Jamaica's second-largest bank has been accused of breaching a shareholder's agreement in relation to the MultiLink network.
Bank of Nova Scotia Jamaica (BNS) has turned to the Supreme Court for clarity on the operations of its Scotia Visa Debit Card introduced by the bank last year in partnership with American card company Visa Inc.
It is seeking the court's permission to ignore a provision included in the agreement.
The dispute is with JETS Limited, a company set up in 1995 by various banks and other financial institutions to operate an automated banking credit and debit card system in Jamaica.
The shareholder's agreement contains a clause which stipulates that members are restricted from participating in any competing banking network.
In 2011, BNS started offering the co-branded ScotiaCard Visa Debit, which allows customers to do transactions inside and outside of Jamaica and via the Internet. Visa requires that the transactions be cleared through its card system, and not through JETS network.
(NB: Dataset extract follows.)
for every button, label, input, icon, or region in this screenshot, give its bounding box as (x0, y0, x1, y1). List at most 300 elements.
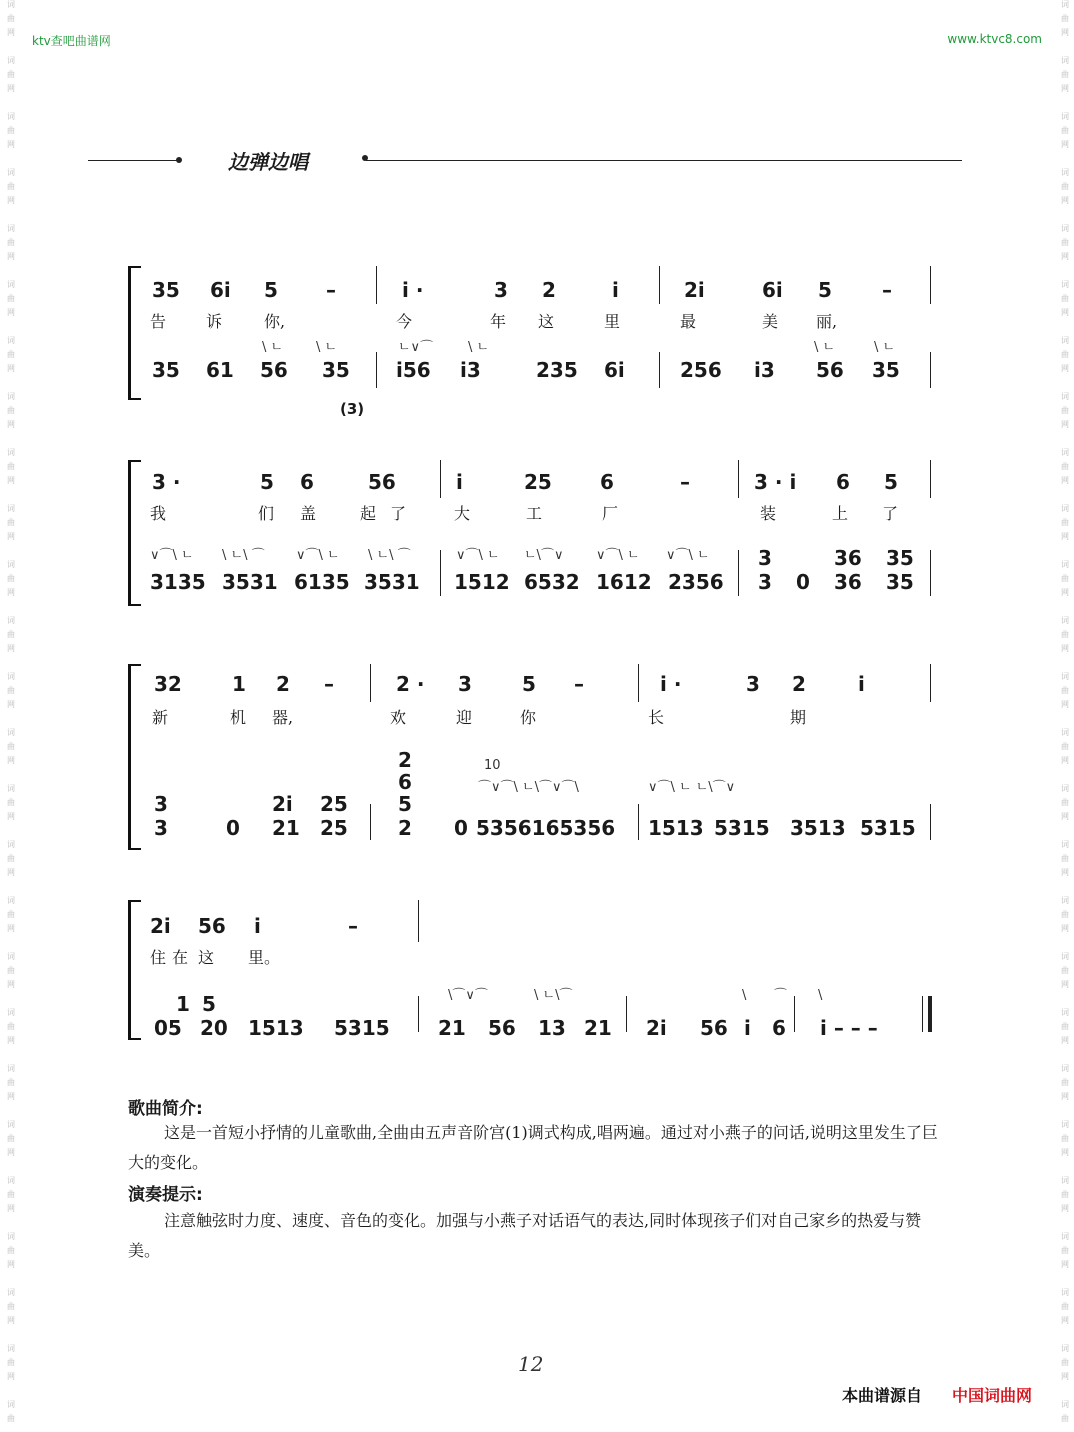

JETS, which is represented by attorney Dr Lloyd Barnett, is arguing that BNS has breached the shareholder agreement by issuing cards that use the Visa system.
As a result, BNS, whose lead attorney in the case is Michael Hylton, QC, has filed suit in the Supreme Court against JETS asking the court to declare that this clause in the shareholders agreement is unenforceable. The bank initially agreed to an interview on the lawsuit but later backed out of it.
Various other financial institutions have been joined as respondents because they are also parties to the agreement, but no orders are being sought against them.
Sandra Minott-Phillips, QC, represents the other financial institutions, which include National Commercial Bank, RBC Royal Bank, Jamaica Cooperative Credit Union League, FirstCaribbean International Bank, Victoria Mutual Building Society and Jamaica National Building Society — all of which are members of JETS along with BNS.
The case is set for hearing on July 25.